If you look at the RFP that we put out, it is very comprehensive. It was hundreds of pages. We were fortunate that we had three vendors that responded back to us.

Then we had a team of evaluators, and we had people that are election officials with people that are technology experts, we had people that were experts in ADA requirements, and people within the Secretary of State's office.

So, we had these evaluators that formed the team, and they were meeting long hours, well past five o'clock on several days to go through that process. We wanted to make sure that the process was objective. And we wanted to make sure we used objective measures and not subjective.

On the pricing side, we were not aware of what the pricing was until very late in the process - that was kept away from the evaluators. So DOAS (Department of Administrative Services) had what the cost was, and there were points scored for that.

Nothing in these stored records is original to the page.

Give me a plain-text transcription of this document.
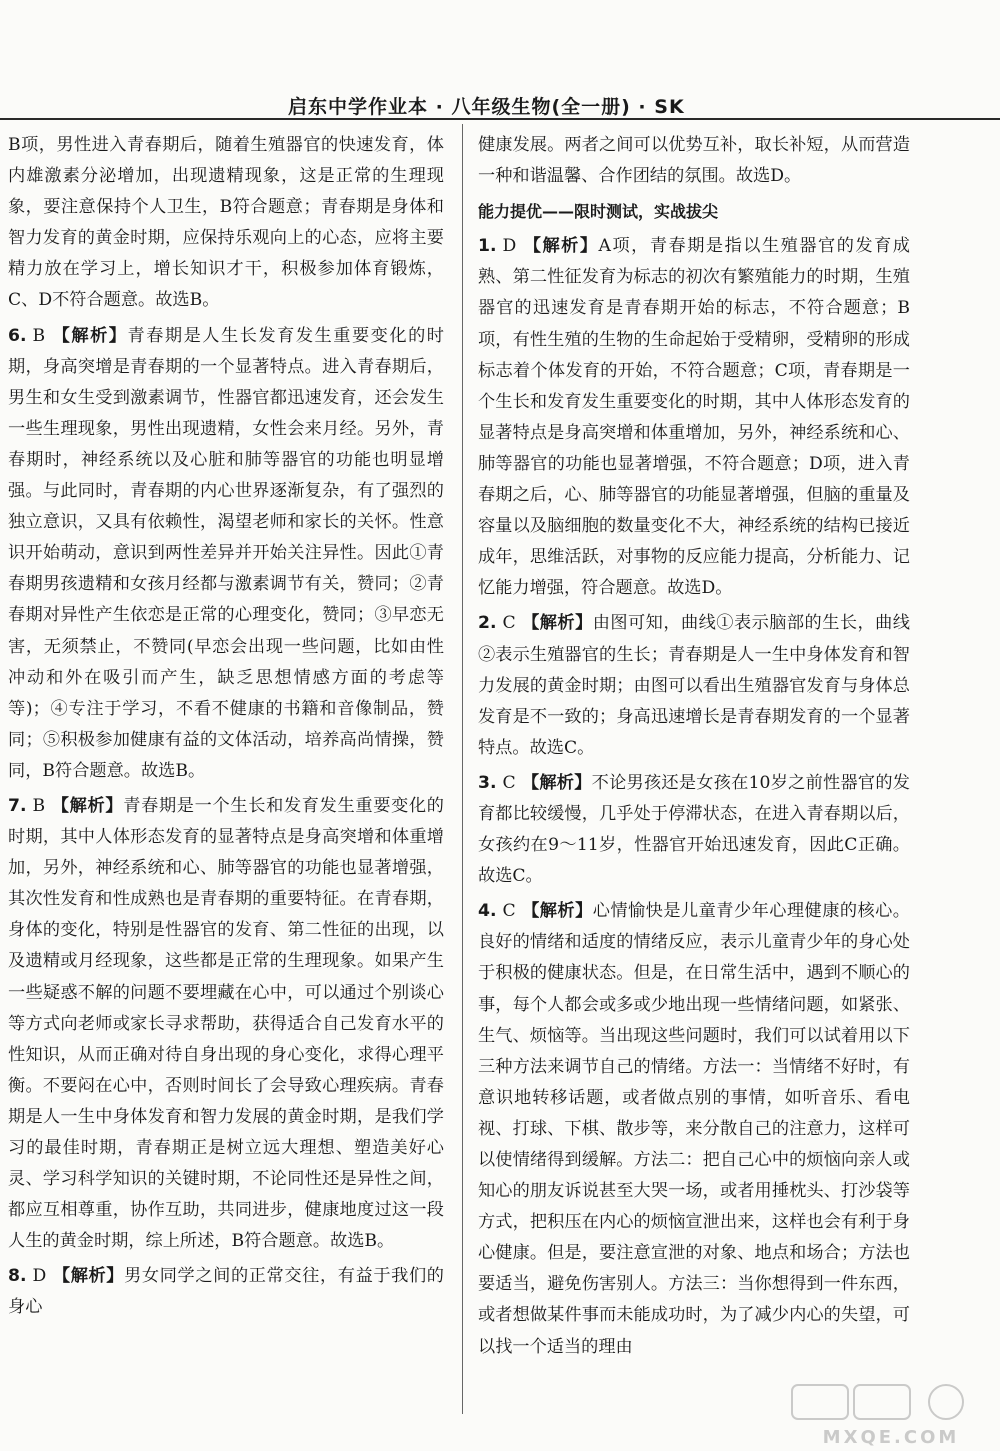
启东中学作业本 · 八年级生物(全一册) · SK

B项，男性进入青春期后，随着生殖器官的快速发育，体内雄激素分泌增加，出现遗精现象，这是正常的生理现象，要注意保持个人卫生，B符合题意；青春期是身体和智力发育的黄金时期，应保持乐观向上的心态，应将主要精力放在学习上，增长知识才干，积极参加体育锻炼，C、D不符合题意。故选B。

6. B 【解析】青春期是人生长发育发生重要变化的时期，身高突增是青春期的一个显著特点。进入青春期后，男生和女生受到激素调节，性器官都迅速发育，还会发生一些生理现象，男性出现遗精，女性会来月经。另外，青春期时，神经系统以及心脏和肺等器官的功能也明显增强。与此同时，青春期的内心世界逐渐复杂，有了强烈的独立意识，又具有依赖性，渴望老师和家长的关怀。性意识开始萌动，意识到两性差异并开始关注异性。因此①青春期男孩遗精和女孩月经都与激素调节有关，赞同；②青春期对异性产生依恋是正常的心理变化，赞同；③早恋无害，无须禁止，不赞同(早恋会出现一些问题，比如由性冲动和外在吸引而产生，缺乏思想情感方面的考虑等等)；④专注于学习，不看不健康的书籍和音像制品，赞同；⑤积极参加健康有益的文体活动，培养高尚情操，赞同，B符合题意。故选B。

7. B 【解析】青春期是一个生长和发育发生重要变化的时期，其中人体形态发育的显著特点是身高突增和体重增加，另外，神经系统和心、肺等器官的功能也显著增强，其次性发育和性成熟也是青春期的重要特征。在青春期，身体的变化，特别是性器官的发育、第二性征的出现，以及遗精或月经现象，这些都是正常的生理现象。如果产生一些疑惑不解的问题不要埋藏在心中，可以通过个别谈心等方式向老师或家长寻求帮助，获得适合自己发育水平的性知识，从而正确对待自身出现的身心变化，求得心理平衡。不要闷在心中，否则时间长了会导致心理疾病。青春期是人一生中身体发育和智力发展的黄金时期，是我们学习的最佳时期，青春期正是树立远大理想、塑造美好心灵、学习科学知识的关键时期，不论同性还是异性之间，都应互相尊重，协作互助，共同进步，健康地度过这一段人生的黄金时期，综上所述，B符合题意。故选B。

8. D 【解析】男女同学之间的正常交往，有益于我们的身心

健康发展。两者之间可以优势互补，取长补短，从而营造一种和谐温馨、合作团结的氛围。故选D。

能力提优——限时测试，实战拔尖

1. D 【解析】A项，青春期是指以生殖器官的发育成熟、第二性征发育为标志的初次有繁殖能力的时期，生殖器官的迅速发育是青春期开始的标志，不符合题意；B项，有性生殖的生物的生命起始于受精卵，受精卵的形成标志着个体发育的开始，不符合题意；C项，青春期是一个生长和发育发生重要变化的时期，其中人体形态发育的显著特点是身高突增和体重增加，另外，神经系统和心、肺等器官的功能也显著增强，不符合题意；D项，进入青春期之后，心、肺等器官的功能显著增强，但脑的重量及容量以及脑细胞的数量变化不大，神经系统的结构已接近成年，思维活跃，对事物的反应能力提高，分析能力、记忆能力增强，符合题意。故选D。

2. C 【解析】由图可知，曲线①表示脑部的生长，曲线②表示生殖器官的生长；青春期是人一生中身体发育和智力发展的黄金时期；由图可以看出生殖器官发育与身体总发育是不一致的；身高迅速增长是青春期发育的一个显著特点。故选C。

3. C 【解析】不论男孩还是女孩在10岁之前性器官的发育都比较缓慢，几乎处于停滞状态，在进入青春期以后，女孩约在9～11岁，性器官开始迅速发育，因此C正确。故选C。

4. C 【解析】心情愉快是儿童青少年心理健康的核心。良好的情绪和适度的情绪反应，表示儿童青少年的身心处于积极的健康状态。但是，在日常生活中，遇到不顺心的事，每个人都会或多或少地出现一些情绪问题，如紧张、生气、烦恼等。当出现这些问题时，我们可以试着用以下三种方法来调节自己的情绪。方法一：当情绪不好时，有意识地转移话题，或者做点别的事情，如听音乐、看电视、打球、下棋、散步等，来分散自己的注意力，这样可以使情绪得到缓解。方法二：把自己心中的烦恼向亲人或知心的朋友诉说甚至大哭一场，或者用捶枕头、打沙袋等方式，把积压在内心的烦恼宣泄出来，这样也会有利于身心健康。但是，要注意宣泄的对象、地点和场合；方法也要适当，避免伤害别人。方法三：当你想得到一件东西，或者想做某件事而未能成功时，为了减少内心的失望，可以找一个适当的理由

MXQE.COM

The cost was 25% of the total numbering system. So 75% of it was the technical merits. They went through the process and were very diligent in it and robust in their evaluations, and I appreciate their effort.

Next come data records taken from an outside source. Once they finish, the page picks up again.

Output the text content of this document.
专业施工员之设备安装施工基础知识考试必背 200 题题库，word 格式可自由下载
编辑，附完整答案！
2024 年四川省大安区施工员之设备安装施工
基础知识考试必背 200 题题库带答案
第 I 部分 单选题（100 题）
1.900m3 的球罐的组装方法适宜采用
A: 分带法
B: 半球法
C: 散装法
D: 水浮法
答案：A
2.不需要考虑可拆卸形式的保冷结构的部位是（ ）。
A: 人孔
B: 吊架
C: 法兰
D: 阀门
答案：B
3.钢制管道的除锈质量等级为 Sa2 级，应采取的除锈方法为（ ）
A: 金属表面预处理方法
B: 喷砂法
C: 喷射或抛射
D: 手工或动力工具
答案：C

And then obviously, we made this selection, and we put it out there. Now, we want to get that all out to the public. So, you know, kick the tires, read everything. There's some people that will read the thousand pages that are out there, all the reports, and that's good, that's out there available for them to do that. We welcome their feedback.

On the reason Georgia is upgrading to a ballot-marking device

Well, the system that we have, the DREs, were put into place in 2002. That's 17 years ago.

I mentioned the iPhone that came out in 2006, and you've had 10 or 11 improvements and updates. And that's the new system. We're still working with a system that hasn't had software code updated since 2005.

What people don't understand is that it's not available, because that original company went into bankruptcy, and the software code and the rights to that were separate at the time. So, it was not available for an update.

We've used it. It came out that there's never been a hack of that system, so it's been secure.

But obviously, it's older. Just like if you have a car that was 17 years old, you might want to upgrade it to a new car and you’d like to get the latest technology. That's why we're updating it, and it makes a lot of sense.

Obviously, we're going to follow what is the best practice that we're seeing, and right now people in America are either using ballot-marking devices or hand-marked paper ballots. But no matter what system they use, everyone is walking five or six feet over to the optical scanner. Whether we use the hand-marked paper ballot, or if we use the ballot-marking device, we're going to have an optical scanner.

If you look at what they're doing in Los Angeles County: Los Angeles County has developed their own system. At the end of the day, what they chose was a ballot-marking device with an optical scanner, just like Georgia, different company. It’s not a hand-marked paper ballot. And look, Los Angeles County, if you want to be honest, is a blue county. And we're going the same way that California did.

So, we think it's the best way to make sure that we secure voter intent, it makes sure that everyone is treated the same whether you have a disability or you’re non-disabled, everyone uses the same machine. And we think that's a good thing that we're treating everyone the same. I think that's a great heritage for Georgia.

On election cybersecurity

Well, I had a person in my office just this morning talking about a new technology. And we're going to bring our technology team together and take a look at what this person was talking about.

Our ears are open, eyes are open. We are wanting to find out what are the best practices.

Like I said, we've already brought in cybersecurity experts. In fact, one of the bills that passed the last session was that we were going to work towards hardening our facilities and making sure we had NIST standards, national standards for cybersecurity and other measures.

We understand how critical it is. We understand that hackers never sleep, and nor can we, and it's a race that never has a finish line. We understand that. So we understand that we have been working hard staying head of folks, because they're always coming to get us, we get it.